Did Joseph Smith even have a chance of winning POTUS in 1844 assuming he had not gotten murdered?

by thesegoupto11
QuickSpore

The very short answer? No, not a shot in hell.

Smith didn’t have any of the party apparatus that was necessary in the era to win major office. His Reform Party really only had organization in Illinois and a few other states. Of course he was assassinated before ballots were made up, but given where his party existed and where the campaigning was happening, it’s not likely that he’d have been on the ballot in more than a dozen or so states. And the meeting minutes from the Council of 50 meetings suggest that everyone involved in the process understood that. I think his first choice for VP candidate James Bennett summed up the thoughts on success rather well:

“if you can by any Supernatural means Elect Brother Joseph President of these States, I have not a doubt that he would govern the people and administer the laws in good faith, and with righteous intentions, but I can see no Natural means by which he has the slightest chance of receiving the votes of even a one state.”

It’s hard to tell, for certain though, how serious the bid was. The men involved in the campaigning would generally admit to the difficulty of successfully electing Smith. But would rarely admit that they thought it might be impossible. To the degree they would admit that, it was usually followed with a, “but with God all things are possible.”

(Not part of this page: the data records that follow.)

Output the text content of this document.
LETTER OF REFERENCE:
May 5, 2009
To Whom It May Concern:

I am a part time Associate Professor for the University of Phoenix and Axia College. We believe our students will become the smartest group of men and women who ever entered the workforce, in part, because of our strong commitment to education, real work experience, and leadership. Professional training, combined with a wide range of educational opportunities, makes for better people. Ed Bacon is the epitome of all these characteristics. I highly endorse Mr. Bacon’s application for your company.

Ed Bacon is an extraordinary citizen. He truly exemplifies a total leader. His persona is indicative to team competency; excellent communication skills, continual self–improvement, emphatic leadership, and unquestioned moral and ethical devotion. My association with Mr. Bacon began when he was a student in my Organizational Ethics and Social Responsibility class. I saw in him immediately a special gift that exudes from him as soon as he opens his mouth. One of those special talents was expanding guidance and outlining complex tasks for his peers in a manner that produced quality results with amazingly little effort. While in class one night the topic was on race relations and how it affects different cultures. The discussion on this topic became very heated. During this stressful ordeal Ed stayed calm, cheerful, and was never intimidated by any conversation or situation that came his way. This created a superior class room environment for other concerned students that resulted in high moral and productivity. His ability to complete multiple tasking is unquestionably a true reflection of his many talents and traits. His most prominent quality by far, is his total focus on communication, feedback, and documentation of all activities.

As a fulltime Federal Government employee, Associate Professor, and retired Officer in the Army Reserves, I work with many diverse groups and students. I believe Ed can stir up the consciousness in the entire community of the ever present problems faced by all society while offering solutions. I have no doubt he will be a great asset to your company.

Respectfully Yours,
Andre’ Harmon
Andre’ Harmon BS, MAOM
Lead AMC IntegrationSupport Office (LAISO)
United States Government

It should be noted that throughout the campaign Smith and his campaigners never stopped any of their alternate plans of finding a new place to live. It was during his campaign that Smith tried to get a commission as a general with the purpose of wresting the whole of Oregon from the British; petitioned Congress for a territory in the interior to be established for Mormons; talked to the British about buying Vancouver Island; asked Sam Houston about buying part of independent Texas; and more. So the whole period was very much an attempt to secure the long term safety of the Mormons by whatever means panned out.

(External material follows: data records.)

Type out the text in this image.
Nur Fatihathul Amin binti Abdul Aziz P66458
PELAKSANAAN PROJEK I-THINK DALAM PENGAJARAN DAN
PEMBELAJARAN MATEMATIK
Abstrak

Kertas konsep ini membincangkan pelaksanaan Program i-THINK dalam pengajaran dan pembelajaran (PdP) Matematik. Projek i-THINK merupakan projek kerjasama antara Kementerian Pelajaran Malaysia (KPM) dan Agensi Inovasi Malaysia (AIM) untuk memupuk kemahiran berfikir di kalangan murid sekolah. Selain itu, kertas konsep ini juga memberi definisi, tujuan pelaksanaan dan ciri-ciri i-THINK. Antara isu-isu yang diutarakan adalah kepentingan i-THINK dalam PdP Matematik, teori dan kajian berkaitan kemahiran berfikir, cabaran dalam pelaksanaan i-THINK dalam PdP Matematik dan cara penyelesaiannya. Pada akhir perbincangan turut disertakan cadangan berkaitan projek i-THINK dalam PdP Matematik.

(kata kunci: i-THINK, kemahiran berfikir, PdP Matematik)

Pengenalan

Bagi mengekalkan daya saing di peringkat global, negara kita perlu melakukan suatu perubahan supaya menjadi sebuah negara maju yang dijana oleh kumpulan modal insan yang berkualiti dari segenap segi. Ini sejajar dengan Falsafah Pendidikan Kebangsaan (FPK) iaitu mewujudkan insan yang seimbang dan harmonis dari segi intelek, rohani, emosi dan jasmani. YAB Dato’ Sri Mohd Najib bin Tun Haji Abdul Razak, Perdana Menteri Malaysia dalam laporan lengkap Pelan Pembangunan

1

The presidential campaign was very much a Hail Mary and as much an attempt to gain publicity and to try their cause in the press as it was to actually gain the office. At worse they expected to gain sympathy among the common Americans… but with a tiny bit of “I have a year now that I didn't have before. And a lot of things can happen in a year. The king might die. The horse might die. I might die. And, who knows? Maybe the horse will sing.”